Assuming this concept grows legs, you can assume that Americans in the 6 states that now have second-generation privacy laws will do the same – ask for a copy of their data and ask them to stop processing it and delete it.
This also applies, conceptually, to Google’s BARD and Musk’s Truth large language model. And all others.
“Given that you had no legal basis to process my personal data for the training of your GPT large-language model, and that the data your model is producing is inaccurate, defamatory and harmful – I hereby demand that OpenAI delete the entire GPT-3.5 and GPT-4 models and all training data that contains my personal data,” said the letter, posted by Hanff on Linkedin.
https://cybernews.com/news/openai-ordered-delete-chatgpt/
The concept of AI Hallucinations is based on the AI returning information that looks real, but, in fact, is completely false. We have already seen this where people ask the AI to write something and provide citations. Apparently, the AI does, in fact, create citations. Unfortunately, they are totally made up and do not exist.
He also says that just because some data exists online does not give them the right to use it commercially.
“That the data is available online is not a license to use it for commercial activities and does not provide an exemption to the requirements of Article 5 of the General Data Protection Regulation (GDPR), which requires that all processing of my personal data must be fair, accurate, lawful and meet obligations of transparency and data minimization,” Hanff’s letter said.

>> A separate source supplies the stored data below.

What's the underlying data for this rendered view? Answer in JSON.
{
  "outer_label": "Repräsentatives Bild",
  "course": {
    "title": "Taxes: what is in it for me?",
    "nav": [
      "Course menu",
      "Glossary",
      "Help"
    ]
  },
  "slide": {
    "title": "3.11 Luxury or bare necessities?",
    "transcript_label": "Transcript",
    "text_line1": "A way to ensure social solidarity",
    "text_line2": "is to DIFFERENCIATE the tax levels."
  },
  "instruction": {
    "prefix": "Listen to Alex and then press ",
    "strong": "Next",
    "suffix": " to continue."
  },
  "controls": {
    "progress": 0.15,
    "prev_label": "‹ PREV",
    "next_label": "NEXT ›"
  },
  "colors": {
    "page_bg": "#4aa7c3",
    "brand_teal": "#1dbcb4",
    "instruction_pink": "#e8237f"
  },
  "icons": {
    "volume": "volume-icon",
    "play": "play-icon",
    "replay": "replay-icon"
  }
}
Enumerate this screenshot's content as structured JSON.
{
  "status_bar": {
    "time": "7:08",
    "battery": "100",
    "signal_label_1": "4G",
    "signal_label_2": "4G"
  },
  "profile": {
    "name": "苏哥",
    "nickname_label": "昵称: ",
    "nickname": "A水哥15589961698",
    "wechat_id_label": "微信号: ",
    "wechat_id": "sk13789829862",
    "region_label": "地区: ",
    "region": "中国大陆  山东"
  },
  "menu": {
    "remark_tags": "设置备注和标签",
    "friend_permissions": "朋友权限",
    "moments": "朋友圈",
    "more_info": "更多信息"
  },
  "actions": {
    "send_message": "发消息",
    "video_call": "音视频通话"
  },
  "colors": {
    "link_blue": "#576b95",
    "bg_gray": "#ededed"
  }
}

He is giving them 30 days to cease using his data.
Finally, he said, “this is not a drill”.
Fundamentally, large language models exist because they can vacuum up all of the data that they can see. They do not know if the data is correct and, to be honest, don’t care.
These AIs have huge value, but they are going to need to figure this out. The tech companies that are well known for “move fast and break things” have done both – moved fast and broken things. Given the visibility of these new tools, this will need to be figured out.
I doubt they will figure out a way to deal with this and so, Alexander Hanff’s name will join Max Schrem’s as official thorns in the sides of companies that can only stay in business if they can use your data indescriminately. And his name will likely be on a lawsuit. Max Schrems has now graduated from law school and is a practicing attorney in Vienna. He might well be willing to help him out.
This will be interesting. Get your popcorn out.